A Common Thread: Copycats
Mobility had a moment at this year’s SXSW. Municipal leaders and innovators around the globe gathered to share about the most exciting new ideas and real-world implementations. And the conversation was abuzz with predictions about climate, ideas for improving quality of life, and tales of real-world successes and failures. Tuning into these conversations, I saw one common thread that surprised me: copycats.
When someone has a good idea, and it works, there’s nothing wrong with doing the same thing. In fact, it might be one of the fastest routes to smart mobility.
It’s not the most romantic version of innovation, but when our cities are pressed for time in the fight against climate change, congestion, and safety, they’ll take any means to the right end. Taking strategies from other cities is a great way to take a step forward without the trial and error of so many progressive programs.
Amanda Daflos, CIO for the City of Los Angeles, said in Adaptable Cities: Tech & the Urban Evolution that some of LA’s best mobility initiatives were copied from other cities. Seeing a successful project play out elsewhere makes it easier to propose and execute on. And when you work with limited budgets, that proof of concept is valuable.
Jim McKelvy, co-founder of Square, similarly acknowledged this fact in How to Disrupt Billion Dollar Industries. Although it’s not the best way to disrupt an industry, copycats do surprisingly well for themselves, he admits, citing Burger King’s mimicry of McDonalds as an example. In the end, McKelvy’s winning equation is to look at the bottom third of an industry that’s possibly being underserved.

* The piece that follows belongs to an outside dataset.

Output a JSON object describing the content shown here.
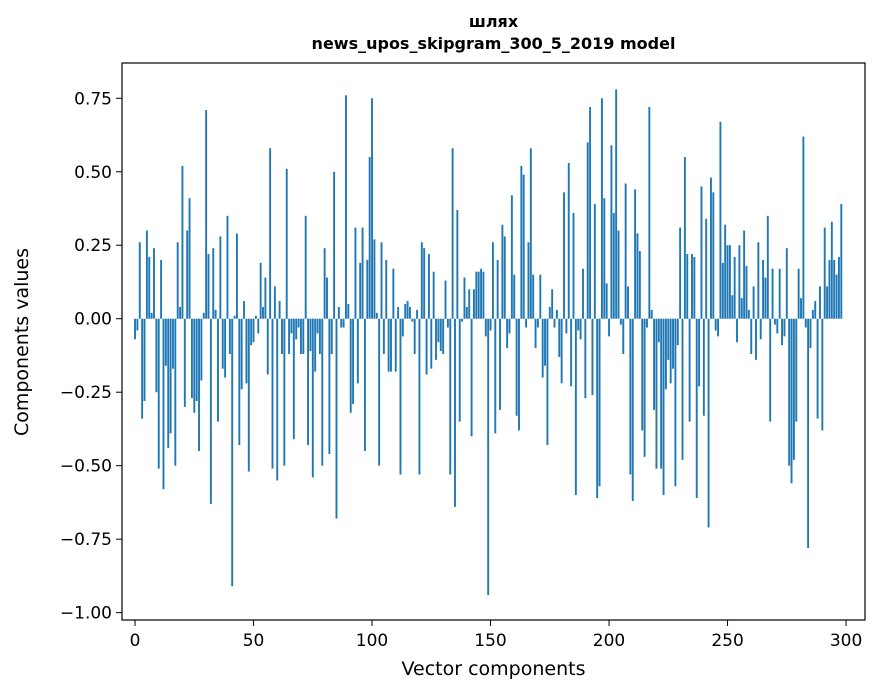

But when it comes to less competitive forms of innovation, like municipal efforts, could copying be just what we need?
A conversation between Michigan mobility professionals, titled Building a Future Mobility Region, explored the functions and benefits of the new mobility corridor between Detroit and Ann Arbor and a new mobility innovation district in Corktown. Ford’s Carolina Pluszcynski, who serves as the development director for the Michigan Central Mobility Innovation District, sees the district as a place “where mobility innovators and disruptors from all over the world can come together…and collaborate openly, and be able to develop, test, and scale those solutions in real-world settings.”
I can’t help but see what’s happening in Detroit as a sort of role model smart city for other places to look at and think “we can do that.”
Even Secretary of Transportation Pete Buttigieg spoke in his keynote presentation about the importance of international learnings and relationships, encouraging us “[not to] be too proud as a country to learn from what’s going on in other countries and cities when it comes to making good choices about transportation.”
What This Means for Parking
I think this is something that extends in the parking sector, too. We are all better off because of the collective progress we’ve made as an industry. That’s why we keep thanking those that challenge us applauding the successes of our customers. And hopefully our customers see each others’ successes and are able to copy new use cases and approaches to technology. Because when one of us wins, we all do.